Using Manipulatives to Compare Large Numbers

Comparing numbers using manipulatives

I am a firm believe that older kids need manipulatives in math too! Sometimes I think people forget to make math concrete in the upper grades. However, I've found that the older kids still benefit from hands-on learning, just like in the lower grades.

Sometimes it takes a bit of creativity to figure out the best way to use hands-on materials with upper grade math. When I'm teaching my 4th graders to compare and order numbers, the numbers are too big to use place value blocks. So here are some of my favorite things to use:

Use number cards to play a place value game

I love to use number cards. This is a game I play with my small groups. Depending on their level, the kids will draw a certain number of cards. (My higher kids will make bigger numbers) Then the kids arrange their cards to make the largest number possible. Then they all compare their numbers. I also use a deck of cards with the face cards removed for this game.

use a place value chart with counters to compare numbers

This strategy is really great for struggling students because it is so visual. I like to put place value charts in sheet protectors {click on the picture to download my FREE place value charts}. Then when we are comparing numbers, we write them in the place value chart with a dry erase marker. This helps the kids line up the numbers correctly. Next I have them place a counter on the digit that helps them compare the two numbers. In this picture, the numbers are the same up until the thousands place. Once we get to the thousands place, we can see that the top number is smaller (the counter is covering up the #8).
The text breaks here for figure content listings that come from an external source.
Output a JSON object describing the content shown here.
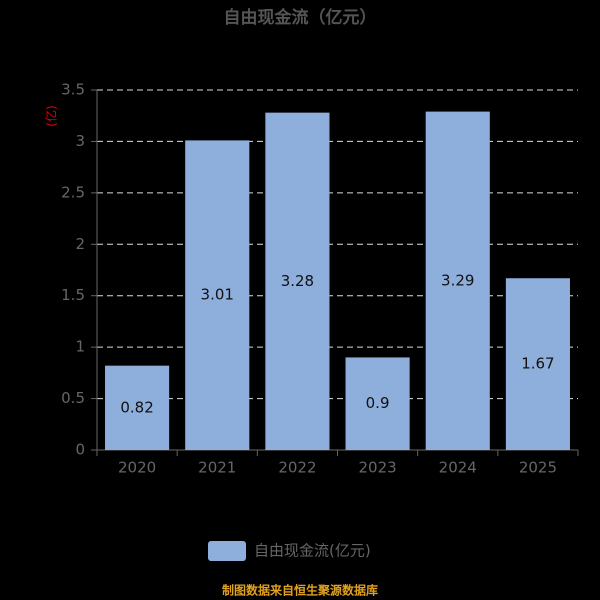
{
  "chart_data": {
    "type": "bar",
    "title": "自由现金流（亿元）",
    "y_label": "(亿)",
    "categories": [
      "2020",
      "2021",
      "2022",
      "2023",
      "2024",
      "2025"
    ],
    "series": [
      {
        "name": "自由现金流(亿元)",
        "color": "#8eaedb",
        "values": [
          0.82,
          3.01,
          3.28,
          0.9,
          3.29,
          1.67
        ]
      }
    ],
    "ylim": [
      0,
      3.5
    ],
    "yticks": [
      0,
      0.5,
      1,
      1.5,
      2,
      2.5,
      3,
      3.5
    ],
    "grid": true,
    "legend": "bottom",
    "source": "制图数据来自恒生聚源数据库"
  }
}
Use a small group observation form to keep your notes

When I work with my small groups, I always use a checklist or observation form so I can keep track of my observations. I made an example (with made-up names) to show what they might look like. I've learned that if I don't write it down, I'll forget! It also helps me collect data for our campus intervention meetings.

What are some of your favorite manipulatives to use when you're teaching kids to compare large numbers?